Sarkozy’s Law ?

Via Yahoo News …

While I applaud any attempt to reduce instances of "happy slapping", as the article points out the drafted law as reported would seem to have an undue chilling effect on the range of types of transparency available in the digital era.

From what I know of Nicolas Sarkozy, he is a tough and authoritarian personality who is itching to place his mark on France..  I realize that France is changing significantly from the society it was say twenty years ago, but I can’t help but feel that if elected he and France will come to real loggerheads at some point in the medium-term future.

France bans citizen journalists from reporting violence
Peter Sayer, IDG News Service - MacCentral Tue Mar 6, 11:27 AM ET

The French Constitutional Council has approved a law that criminalizes the filming or broadcasting of acts of violence by people other than professional journalists. The law could lead to the imprisonment of eyewitnesses who film acts of police violence, or operators of Web sites publishing the images, one French civil liberties group warned on Tuesday.

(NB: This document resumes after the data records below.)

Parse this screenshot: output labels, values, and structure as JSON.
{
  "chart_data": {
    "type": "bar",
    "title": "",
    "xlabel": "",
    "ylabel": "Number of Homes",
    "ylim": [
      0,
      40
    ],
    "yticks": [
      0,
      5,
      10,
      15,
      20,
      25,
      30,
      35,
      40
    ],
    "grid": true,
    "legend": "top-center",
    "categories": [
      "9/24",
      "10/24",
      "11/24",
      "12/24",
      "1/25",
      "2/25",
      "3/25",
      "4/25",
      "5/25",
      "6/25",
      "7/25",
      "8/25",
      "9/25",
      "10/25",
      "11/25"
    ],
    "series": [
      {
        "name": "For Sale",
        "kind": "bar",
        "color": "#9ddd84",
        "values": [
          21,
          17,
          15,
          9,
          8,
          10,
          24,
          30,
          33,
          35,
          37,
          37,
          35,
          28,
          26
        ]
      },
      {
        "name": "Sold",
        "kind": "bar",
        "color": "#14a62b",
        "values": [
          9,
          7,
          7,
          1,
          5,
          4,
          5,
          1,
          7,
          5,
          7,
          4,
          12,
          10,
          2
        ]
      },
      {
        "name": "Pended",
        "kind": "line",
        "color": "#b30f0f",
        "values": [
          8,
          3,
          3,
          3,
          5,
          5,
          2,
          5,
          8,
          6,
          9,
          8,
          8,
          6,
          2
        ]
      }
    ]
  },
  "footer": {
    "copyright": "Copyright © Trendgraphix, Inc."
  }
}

The council chose an unfortunate anniversary to publish its decision approving the law, which came exactly 16 years after Los Angeles police officers beating Rodney King were filmed by amateur videographer George Holliday on the night of March 3, 1991. The officers’ acquittal at the end on April 29, 1992 sparked riots in Los Angeles.

If Holliday were to film a similar scene of violence in France today, he could end up in prison as a result of the new law, said Pascal Cohet, a spokesman for French online civil liberties group Odebi. And anyone publishing such images could face up to five years in prison and a fine of €75,000 (US$98,537), potentially a harsher sentence than that for committing the violent act.

Senators and members of the National Assembly had asked the council to rule on the constitutionality of six articles of the Law relating to the prevention of delinquency. The articles dealt with information sharing by social workers, and reduced sentences for minors. The council recommended one minor change, to reconcile conflicting amendments voted in parliament. The law, proposed by Minister of the Interior Nicolas Sarkozy, is intended to clamp down on a wide range of public order offenses.

During parliamentary debate of the law, government representatives said the offense of filming or distributing films of acts of violence targets the practice of “happy slapping,” in which a violent attack is filmed by an accomplice, typically with a camera phone, for the amusement of the attacker’s friends.

The broad drafting of the law so as to criminalize the activities of citizen journalists unrelated to the perpetrators of violent acts is no accident, but rather a deliberate decision by the authorities, said Cohet. He is concerned that the law, and others still being debated, will lead to the creation of a parallel judicial system controlling the publication of information on the Internet.